In 1971, when the US government defaulted on its obligation to redeem dollars for gold with its trading partners, it set our fate into stone:  A near endless de-industrialization, a loss of quality jobs, a massive rise in the size and power of government, bankruptcy, and ultimately the destruction of the dollar as the world’s reserve currency.

4 Responses to “The fiat dollar and the de-industrialization of America”

  1. Stan

    Mr. Price has clearly stated the problems with fiat money, printed at will by the Federal Reserve, to not only lose jobs, but to devalue the dollar so that our bank accounts become worthless, where bad money follows the good. If we established the gold standard, or silver standard our balance of payments would benefit since the dollars flowing out would decrease, and our goods that we sell abroad would increase. The fear that gold would diminish is unfounded since the price of gold would be free to maintain its high value with the market. The dollar would eventually improve in value to balance the need for gold. Rather than fix the value of gold, let it freely vary with the market. The demand for gold would eventually be balanced by the rise in value of the dollar, thereby countries would not be hording gold as much.

    Reply
  2. Greg White

    I am a US citizen, but a resident of Querétaro, Mexico, since 1995, now retired. I’ve seen your article and previous articles about Hugo Salinas Price, and I confess I’m a little disappointed in the difference between (1) what he says is possible and (2) what he is actually doing, at least for trying to get some movement into silver at the local level.

    Yes, Sr. Salinas Price made his money with the Electra (appliance) stores throughout Mexico, and like the store less than a mile from where I live, many of the Electra stores have “banks” (or finance companies) right in the store.

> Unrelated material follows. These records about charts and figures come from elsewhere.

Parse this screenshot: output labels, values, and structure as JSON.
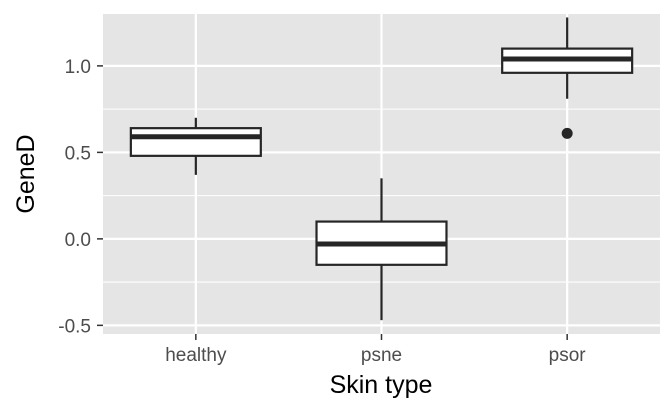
{
  "chart_data": {
    "type": "boxplot",
    "xlabel": "Skin type",
    "ylabel": "GeneD",
    "ylim": [
      -0.55,
      1.3
    ],
    "y_ticks": [
      -0.5,
      0.0,
      0.5,
      1.0
    ],
    "y_tick_labels": [
      "-0.5",
      "0.0",
      "0.5",
      "1.0"
    ],
    "y_minor_ticks": [
      -0.25,
      0.25,
      0.75
    ],
    "grid": true,
    "categories": [
      "healthy",
      "psne",
      "psor"
    ],
    "boxes": [
      {
        "category": "healthy",
        "min": 0.37,
        "q1": 0.48,
        "median": 0.59,
        "q3": 0.64,
        "max": 0.7,
        "outliers": []
      },
      {
        "category": "psne",
        "min": -0.47,
        "q1": -0.15,
        "median": -0.03,
        "q3": 0.1,
        "max": 0.35,
        "outliers": []
      },
      {
        "category": "psor",
        "min": 0.81,
        "q1": 0.96,
        "median": 1.04,
        "q3": 1.1,
        "max": 1.28,
        "outliers": [
          0.61
        ]
      }
    ],
    "colors": {
      "panel": "#e5e5e5",
      "grid": "#ffffff",
      "box_fill": "#ffffff",
      "box_line": "#262626"
    }
  }
}
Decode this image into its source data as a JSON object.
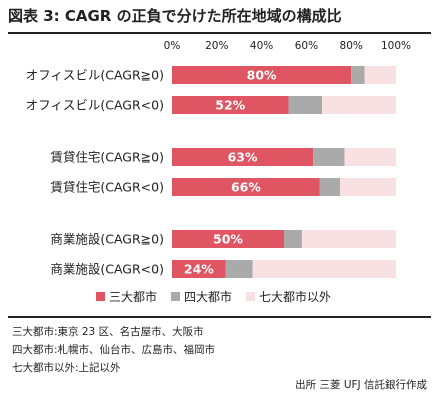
{
  "title": "図表 3: CAGR の正負で分けた所在地域の構成比",
  "chart_data": {
    "type": "bar",
    "orientation": "horizontal",
    "stacked": true,
    "x_ticks": [
      "0%",
      "20%",
      "40%",
      "60%",
      "80%",
      "100%"
    ],
    "xlim": [
      0,
      100
    ],
    "legend_position": "bottom",
    "categories": [
      "オフィスビル(CAGR≧0)",
      "オフィスビル(CAGR<0)",
      "賃貸住宅(CAGR≧0)",
      "賃貸住宅(CAGR<0)",
      "商業施設(CAGR≧0)",
      "商業施設(CAGR<0)"
    ],
    "category_gap_after": [
      1,
      3
    ],
    "series": [
      {
        "name": "三大都市",
        "color": "#e05562",
        "values": [
          80,
          52,
          63,
          66,
          50,
          24
        ]
      },
      {
        "name": "四大都市",
        "color": "#aaaaaa",
        "values": [
          6,
          15,
          14,
          9,
          8,
          12
        ]
      },
      {
        "name": "七大都市以外",
        "color": "#f9e0e2",
        "values": [
          14,
          33,
          23,
          25,
          42,
          64
        ]
      }
    ],
    "data_labels": [
      "80%",
      "52%",
      "63%",
      "66%",
      "50%",
      "24%"
    ]
  },
  "notes": [
    "三大都市:東京 23 区、名古屋市、大阪市",
    "四大都市:札幌市、仙台市、広島市、福岡市",
    "七大都市以外:上記以外"
  ],
  "source": "出所 三菱 UFJ 信託銀行作成"
}
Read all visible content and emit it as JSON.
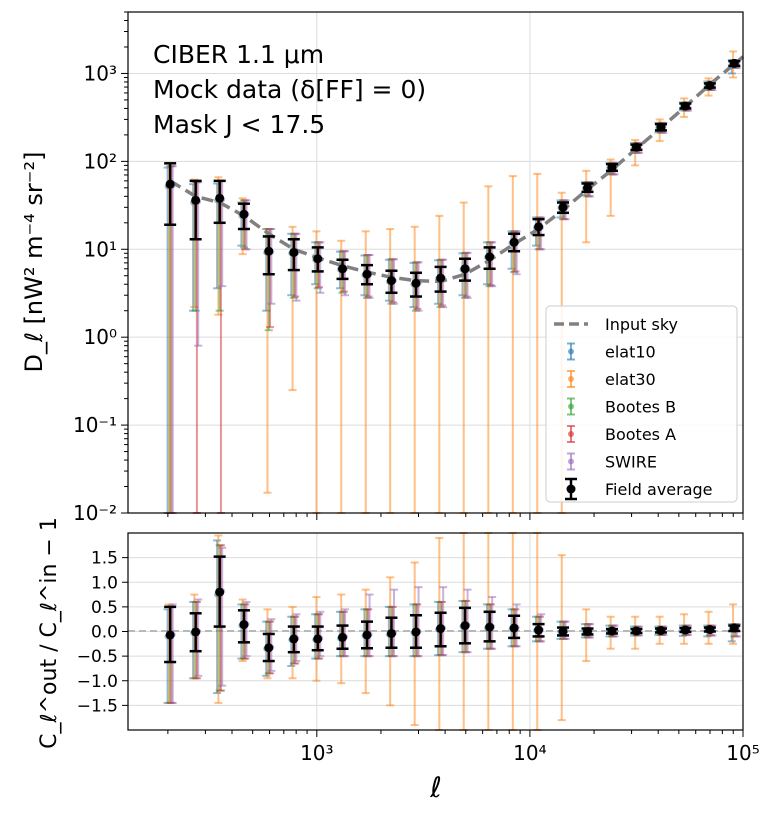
{
  "chart_data": [
    {
      "type": "scatter",
      "panel": "top",
      "annotation": [
        "CIBER 1.1 μm",
        "Mock data (δ[FF] = 0)",
        "Mask J < 17.5"
      ],
      "xlabel": "ℓ",
      "ylabel": "D_ℓ [nW² m⁻⁴ sr⁻²]",
      "xscale": "log",
      "yscale": "log",
      "xlim": [
        130,
        100000
      ],
      "ylim": [
        0.01,
        5000
      ],
      "grid": true,
      "legend_position": "lower-right",
      "y_tick_labels": [
        "10⁻²",
        "10⁻¹",
        "10⁰",
        "10¹",
        "10²",
        "10³"
      ],
      "x": [
        205,
        270,
        350,
        455,
        595,
        780,
        1010,
        1320,
        1720,
        2240,
        2920,
        3810,
        4960,
        6470,
        8430,
        10980,
        14300,
        18630,
        24270,
        31620,
        41200,
        53650,
        69900,
        91050
      ],
      "input_sky": {
        "name": "Input sky",
        "x": [
          205,
          270,
          350,
          455,
          595,
          780,
          1010,
          1320,
          1720,
          2240,
          2920,
          3810,
          4960,
          6470,
          8430,
          10980,
          14300,
          18630,
          24270,
          31620,
          41200,
          53650,
          69900,
          100000
        ],
        "y": [
          60,
          40,
          34,
          24,
          15,
          10,
          8,
          6.5,
          5.5,
          4.8,
          4.4,
          4.3,
          5.2,
          7.5,
          11.5,
          17,
          28,
          48,
          80,
          140,
          240,
          420,
          750,
          1550
        ]
      },
      "field_average": {
        "name": "Field average",
        "y": [
          55,
          36,
          38,
          25,
          9.5,
          9.2,
          7.8,
          6.0,
          5.2,
          4.4,
          4.1,
          4.7,
          6.0,
          8.2,
          12,
          18,
          30,
          50,
          85,
          145,
          245,
          425,
          730,
          1300
        ],
        "lo": [
          19,
          13,
          20,
          17,
          5.2,
          5.8,
          5.6,
          4.6,
          4.0,
          3.2,
          2.9,
          3.3,
          4.4,
          6.0,
          9.5,
          14.5,
          26,
          45,
          78,
          135,
          225,
          400,
          690,
          1220
        ],
        "hi": [
          95,
          60,
          60,
          33,
          14,
          13,
          10.5,
          7.6,
          6.6,
          5.7,
          5.4,
          6.3,
          7.8,
          10.5,
          15,
          22,
          34,
          56,
          93,
          155,
          265,
          455,
          770,
          1380
        ]
      },
      "series": [
        {
          "name": "elat10",
          "color": "#1f77b4",
          "offset": -0.012,
          "y": [
            52,
            34,
            36,
            24,
            9.2,
            9.0,
            7.6,
            5.9,
            5.1,
            4.3,
            4.0,
            4.6,
            5.9,
            8.1,
            11.8,
            17.6,
            29.5,
            49,
            84,
            143,
            242,
            420,
            720,
            1280
          ],
          "lo": [
            0.01,
            2.0,
            3.6,
            11,
            2.0,
            3.0,
            4.0,
            3.6,
            3.0,
            2.6,
            2.2,
            2.4,
            3.0,
            4.0,
            6.0,
            11,
            23,
            41,
            72,
            126,
            213,
            380,
            650,
            1000
          ],
          "hi": [
            85,
            55,
            56,
            34,
            17,
            15,
            12,
            9.4,
            8.5,
            7.6,
            7.0,
            7.5,
            9.0,
            12,
            16,
            23,
            36,
            58,
            96,
            162,
            274,
            468,
            810,
            1420
          ]
        },
        {
          "name": "elat30",
          "color": "#ff7f0e",
          "offset": -0.006,
          "y": [
            52,
            34,
            37,
            25,
            9.0,
            8.8,
            7.4,
            5.7,
            5.0,
            4.2,
            3.9,
            4.5,
            5.8,
            7.9,
            11.6,
            17.3,
            29,
            47,
            82,
            141,
            240,
            418,
            715,
            1300
          ],
          "lo": [
            0.01,
            2.2,
            1.8,
            8.8,
            0.017,
            0.25,
            0.01,
            0.01,
            0.01,
            0.01,
            0.01,
            0.01,
            0.01,
            0.01,
            0.01,
            0.01,
            0.01,
            12,
            24,
            90,
            170,
            320,
            560,
            900
          ],
          "hi": [
            95,
            62,
            66,
            38,
            17,
            18,
            16,
            12.5,
            16,
            17,
            18,
            24,
            34,
            52,
            68,
            72,
            44,
            78,
            105,
            175,
            300,
            520,
            880,
            1780
          ]
        },
        {
          "name": "Bootes B",
          "color": "#2ca02c",
          "offset": 0.0,
          "y": [
            53,
            35,
            37,
            25,
            9.3,
            9.1,
            7.7,
            6.0,
            5.2,
            4.4,
            4.1,
            4.7,
            6.0,
            8.2,
            12,
            17.8,
            29.8,
            49.5,
            84.5,
            144,
            244,
            422,
            725,
            1290
          ],
          "lo": [
            0.01,
            2.0,
            2.0,
            10.5,
            1.2,
            2.8,
            3.6,
            3.2,
            2.8,
            2.4,
            2.0,
            2.2,
            2.8,
            3.8,
            5.5,
            10,
            22,
            40,
            71,
            125,
            212,
            378,
            648,
            1160
          ],
          "hi": [
            88,
            58,
            60,
            36,
            17,
            15,
            12,
            9.5,
            8.6,
            7.7,
            7.1,
            7.6,
            9.1,
            12,
            16,
            23,
            36,
            58,
            96,
            162,
            274,
            468,
            810,
            1420
          ]
        },
        {
          "name": "Bootes A",
          "color": "#d62728",
          "offset": 0.006,
          "y": [
            53,
            35,
            37,
            25,
            9.3,
            9.1,
            7.7,
            6.0,
            5.2,
            4.4,
            4.1,
            4.7,
            6.0,
            8.2,
            12,
            17.8,
            29.8,
            49.5,
            84.5,
            144,
            244,
            422,
            725,
            1290
          ],
          "lo": [
            0.01,
            0.01,
            0.01,
            10,
            1.3,
            2.9,
            3.7,
            3.3,
            2.9,
            2.5,
            2.1,
            2.3,
            2.9,
            3.9,
            5.6,
            10,
            22,
            40,
            71,
            125,
            212,
            378,
            648,
            1160
          ],
          "hi": [
            88,
            58,
            60,
            36,
            17,
            15,
            12,
            9.5,
            8.6,
            7.7,
            7.1,
            7.6,
            9.1,
            12,
            16,
            23,
            36,
            58,
            96,
            162,
            274,
            468,
            810,
            1420
          ]
        },
        {
          "name": "SWIRE",
          "color": "#9467bd",
          "offset": 0.012,
          "y": [
            53,
            35,
            37,
            25,
            9.3,
            9.1,
            7.7,
            6.0,
            5.2,
            4.4,
            4.1,
            4.7,
            6.0,
            8.2,
            12,
            17.8,
            29.8,
            49.5,
            84.5,
            144,
            244,
            422,
            725,
            1290
          ],
          "lo": [
            0.01,
            0.8,
            3.8,
            10,
            2.4,
            2.6,
            3.2,
            3.0,
            2.8,
            2.4,
            2.0,
            2.2,
            2.8,
            3.8,
            5.2,
            10,
            22,
            40,
            71,
            125,
            212,
            378,
            648,
            1160
          ],
          "hi": [
            88,
            58,
            60,
            36,
            17,
            15,
            12,
            9.5,
            8.6,
            7.7,
            7.1,
            7.6,
            9.1,
            12,
            16,
            23,
            36,
            58,
            96,
            162,
            274,
            468,
            810,
            1420
          ]
        }
      ],
      "legend": [
        "Input sky",
        "elat10",
        "elat30",
        "Bootes B",
        "Bootes A",
        "SWIRE",
        "Field average"
      ]
    },
    {
      "type": "scatter",
      "panel": "bottom",
      "xlabel": "ℓ",
      "ylabel": "C_ℓ^out / C_ℓ^in − 1",
      "xscale": "log",
      "xlim": [
        130,
        100000
      ],
      "ylim": [
        -2.0,
        2.0
      ],
      "yticks": [
        -1.5,
        -1.0,
        -0.5,
        0.0,
        0.5,
        1.0,
        1.5
      ],
      "y_tick_labels": [
        "−1.5",
        "−1.0",
        "−0.5",
        "0.0",
        "0.5",
        "1.0",
        "1.5"
      ],
      "x_tick_labels": [
        "10³",
        "10⁴",
        "10⁵"
      ],
      "grid": true,
      "reference_line": 0.0,
      "field_average": {
        "name": "Field average",
        "y": [
          -0.07,
          -0.01,
          0.8,
          0.14,
          -0.33,
          -0.15,
          -0.15,
          -0.12,
          -0.07,
          -0.04,
          -0.01,
          0.06,
          0.12,
          0.09,
          0.07,
          0.03,
          0.0,
          0.0,
          0.01,
          0.01,
          0.02,
          0.03,
          0.04,
          0.07
        ],
        "lo": [
          -0.62,
          -0.4,
          0.1,
          -0.22,
          -0.6,
          -0.42,
          -0.38,
          -0.35,
          -0.34,
          -0.33,
          -0.33,
          -0.3,
          -0.24,
          -0.2,
          -0.13,
          -0.1,
          -0.08,
          -0.06,
          -0.04,
          -0.03,
          -0.02,
          -0.01,
          0.0,
          0.01
        ],
        "hi": [
          0.5,
          0.37,
          1.52,
          0.43,
          -0.05,
          0.1,
          0.1,
          0.12,
          0.2,
          0.28,
          0.33,
          0.38,
          0.48,
          0.4,
          0.32,
          0.15,
          0.08,
          0.06,
          0.05,
          0.05,
          0.06,
          0.07,
          0.08,
          0.12
        ]
      },
      "series": [
        {
          "name": "elat10",
          "color": "#1f77b4",
          "offset": -0.012,
          "y": [
            -0.1,
            -0.03,
            0.75,
            0.12,
            -0.35,
            -0.17,
            -0.17,
            -0.14,
            -0.09,
            -0.06,
            -0.03,
            0.04,
            0.1,
            0.07,
            0.05,
            0.02,
            -0.01,
            -0.01,
            0.0,
            0.0,
            0.01,
            0.02,
            0.03,
            0.05
          ],
          "lo": [
            -1.45,
            -0.95,
            -1.25,
            -0.55,
            -0.9,
            -0.7,
            -0.55,
            -0.5,
            -0.5,
            -0.5,
            -0.5,
            -0.48,
            -0.42,
            -0.35,
            -0.3,
            -0.2,
            -0.15,
            -0.12,
            -0.1,
            -0.08,
            -0.07,
            -0.09,
            -0.1,
            -0.2
          ],
          "hi": [
            0.45,
            0.6,
            1.85,
            0.55,
            0.2,
            0.3,
            0.35,
            0.4,
            0.45,
            0.5,
            0.55,
            0.6,
            0.62,
            0.55,
            0.45,
            0.3,
            0.2,
            0.15,
            0.12,
            0.1,
            0.1,
            0.12,
            0.12,
            0.15
          ]
        },
        {
          "name": "elat30",
          "color": "#ff7f0e",
          "offset": -0.006,
          "y": [
            -0.1,
            -0.03,
            0.75,
            0.12,
            -0.35,
            -0.17,
            -0.17,
            -0.14,
            -0.09,
            -0.06,
            -0.03,
            0.04,
            0.1,
            0.07,
            0.05,
            0.02,
            -0.01,
            -0.01,
            0.0,
            0.0,
            0.01,
            0.02,
            0.03,
            0.05
          ],
          "lo": [
            -1.45,
            -0.95,
            -1.45,
            -0.6,
            -0.95,
            -0.95,
            -1.0,
            -1.05,
            -1.25,
            -1.5,
            -1.9,
            -2.0,
            -2.0,
            -2.0,
            -2.0,
            -2.0,
            -1.8,
            -0.6,
            -0.35,
            -0.35,
            -0.25,
            -0.25,
            -0.25,
            -0.25
          ],
          "hi": [
            0.55,
            0.75,
            1.95,
            0.65,
            0.45,
            0.5,
            0.7,
            0.75,
            0.85,
            1.1,
            1.4,
            1.9,
            2.0,
            2.0,
            2.0,
            2.0,
            1.55,
            0.45,
            0.3,
            0.3,
            0.3,
            0.35,
            0.4,
            0.55
          ]
        },
        {
          "name": "Bootes B",
          "color": "#2ca02c",
          "offset": 0.0,
          "y": [
            -0.08,
            -0.02,
            0.78,
            0.13,
            -0.34,
            -0.16,
            -0.16,
            -0.13,
            -0.08,
            -0.05,
            -0.02,
            0.05,
            0.11,
            0.08,
            0.06,
            0.02,
            0.0,
            0.0,
            0.01,
            0.01,
            0.02,
            0.03,
            0.04,
            0.06
          ],
          "lo": [
            -1.45,
            -0.95,
            -1.2,
            -0.55,
            -0.85,
            -0.65,
            -0.55,
            -0.5,
            -0.5,
            -0.5,
            -0.5,
            -0.48,
            -0.42,
            -0.35,
            -0.3,
            -0.2,
            -0.15,
            -0.12,
            -0.1,
            -0.08,
            -0.07,
            -0.07,
            -0.08,
            -0.1
          ],
          "hi": [
            0.5,
            0.6,
            1.75,
            0.55,
            0.2,
            0.3,
            0.35,
            0.4,
            0.45,
            0.5,
            0.55,
            0.6,
            0.62,
            0.55,
            0.45,
            0.3,
            0.2,
            0.15,
            0.12,
            0.1,
            0.1,
            0.12,
            0.12,
            0.15
          ]
        },
        {
          "name": "Bootes A",
          "color": "#d62728",
          "offset": 0.006,
          "y": [
            -0.08,
            -0.02,
            0.78,
            0.13,
            -0.34,
            -0.16,
            -0.16,
            -0.13,
            -0.08,
            -0.05,
            -0.02,
            0.05,
            0.11,
            0.08,
            0.06,
            0.02,
            0.0,
            0.0,
            0.01,
            0.01,
            0.02,
            0.03,
            0.04,
            0.06
          ],
          "lo": [
            -1.45,
            -0.95,
            -1.2,
            -0.55,
            -0.85,
            -0.65,
            -0.55,
            -0.5,
            -0.5,
            -0.5,
            -0.5,
            -0.48,
            -0.42,
            -0.35,
            -0.3,
            -0.2,
            -0.15,
            -0.12,
            -0.1,
            -0.08,
            -0.07,
            -0.07,
            -0.08,
            -0.1
          ],
          "hi": [
            0.5,
            0.6,
            1.75,
            0.55,
            0.2,
            0.3,
            0.35,
            0.4,
            0.45,
            0.5,
            0.55,
            0.6,
            0.62,
            0.55,
            0.45,
            0.3,
            0.2,
            0.15,
            0.12,
            0.1,
            0.1,
            0.12,
            0.12,
            0.15
          ]
        },
        {
          "name": "SWIRE",
          "color": "#9467bd",
          "offset": 0.012,
          "y": [
            -0.06,
            0.0,
            0.82,
            0.15,
            -0.32,
            -0.14,
            -0.14,
            -0.11,
            -0.06,
            -0.03,
            0.0,
            0.07,
            0.13,
            0.1,
            0.08,
            0.03,
            0.01,
            0.01,
            0.02,
            0.02,
            0.03,
            0.04,
            0.05,
            0.07
          ],
          "lo": [
            -1.45,
            -0.9,
            -1.1,
            -0.5,
            -0.8,
            -0.6,
            -0.5,
            -0.5,
            -0.5,
            -0.5,
            -0.5,
            -0.48,
            -0.42,
            -0.35,
            -0.3,
            -0.2,
            -0.15,
            -0.12,
            -0.1,
            -0.08,
            -0.07,
            -0.07,
            -0.08,
            -0.1
          ],
          "hi": [
            0.55,
            0.65,
            1.7,
            0.6,
            0.25,
            0.35,
            0.4,
            0.45,
            0.75,
            0.85,
            0.9,
            0.9,
            0.85,
            0.7,
            0.55,
            0.35,
            0.2,
            0.15,
            0.12,
            0.1,
            0.1,
            0.12,
            0.12,
            0.15
          ]
        }
      ]
    }
  ]
}
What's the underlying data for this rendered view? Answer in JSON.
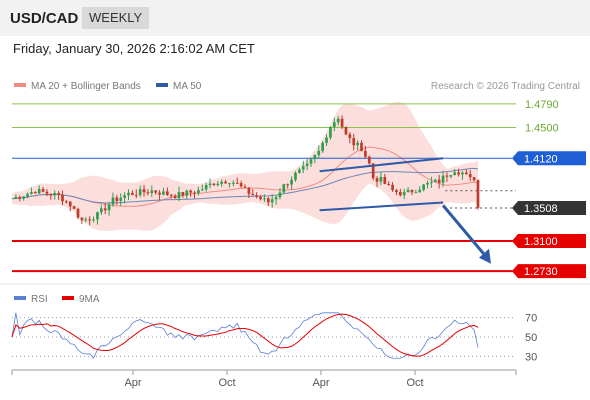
{
  "header": {
    "symbol": "USD/CAD",
    "timeframe": "WEEKLY",
    "datetime": "Friday, January 30, 2026 2:16:02 AM CET"
  },
  "legend": {
    "main": [
      {
        "name": "MA 20 + Bollinger Bands",
        "color": "#f28b82"
      },
      {
        "name": "MA 50",
        "color": "#2f5c9e"
      }
    ],
    "rsi": [
      {
        "name": "RSI",
        "color": "#5b7fd6"
      },
      {
        "name": "9MA",
        "color": "#e60000"
      }
    ],
    "credit": "Research © 2026 Trading Central"
  },
  "chart_data": {
    "type": "candlestick",
    "price_range": [
      1.262,
      1.49
    ],
    "levels": [
      {
        "label": "1.4790",
        "value": 1.479,
        "color": "#8bc34a",
        "style": "resistance"
      },
      {
        "label": "1.4500",
        "value": 1.45,
        "color": "#8bc34a",
        "style": "resistance"
      },
      {
        "label": "1.4120",
        "value": 1.412,
        "color": "#1f5fd6",
        "style": "pivot"
      },
      {
        "label": "1.3508",
        "value": 1.3508,
        "color": "#333333",
        "style": "last"
      },
      {
        "label": "1.3100",
        "value": 1.31,
        "color": "#e60000",
        "style": "support"
      },
      {
        "label": "1.2730",
        "value": 1.273,
        "color": "#e60000",
        "style": "support"
      }
    ],
    "x_ticks": [
      "Apr",
      "Oct",
      "Apr",
      "Oct"
    ],
    "rsi_ticks": [
      70,
      50,
      30
    ],
    "rsi_range": [
      20,
      80
    ],
    "channel": {
      "upper": [
        [
          0.66,
          1.396
        ],
        [
          0.925,
          1.412
        ]
      ],
      "lower": [
        [
          0.66,
          1.348
        ],
        [
          0.925,
          1.3575
        ]
      ]
    },
    "arrow": {
      "from": [
        0.925,
        1.354
      ],
      "to": [
        0.985,
        1.282
      ]
    }
  }
}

On several occasions I have gone to those banks to try to buy an ounce or two of silver, but they have never had any silver on hand. If they could order it, the cost would be more than that of a local coin shop.

    In a previous article several years ago, Mr. Salinas said he was working on a system within his stores/banks that would allow clients to deposit and hold (silver) money in the banks, but nothing has ever come of that either. Of course, I applaud the idea, and I am very optimistic that a change toward silver is inevitable. The problem is that change is not occurring quickly enough!

    I taught English composition at a university here in Querétaro for over 15 years, and many years ago, one of my students wrote this essay, “Why Mexico Should Adopt a Silver Monetary Standard.” The essay was not long after the major devaluation of ’95, and I recall a lot of discussion among my students about it.

    Thanks a lot for your newsletters.

    Reply
  3. Steve

    The problem now is that no politicians are willing and/or able to make any major changes, or even minor changes, because there’s always somebody who will be against it. Once someone attacks the change, the politicians back down for fear that it might affect their fund-raising or re-election chances. Thus, nothing major will change until some catastrophe makes change inevitable.

    Plus, most Americans are much more concerned about American Idol and ridiculous reality shows than they are about the dollar and its reserve currency status. In fact, I would venture to guess that 90% of Americans don’t even know that the dollar is the World’s reserve currency, or what that even means. Maybe they will learn what that means when the dollar loses that status. Scary.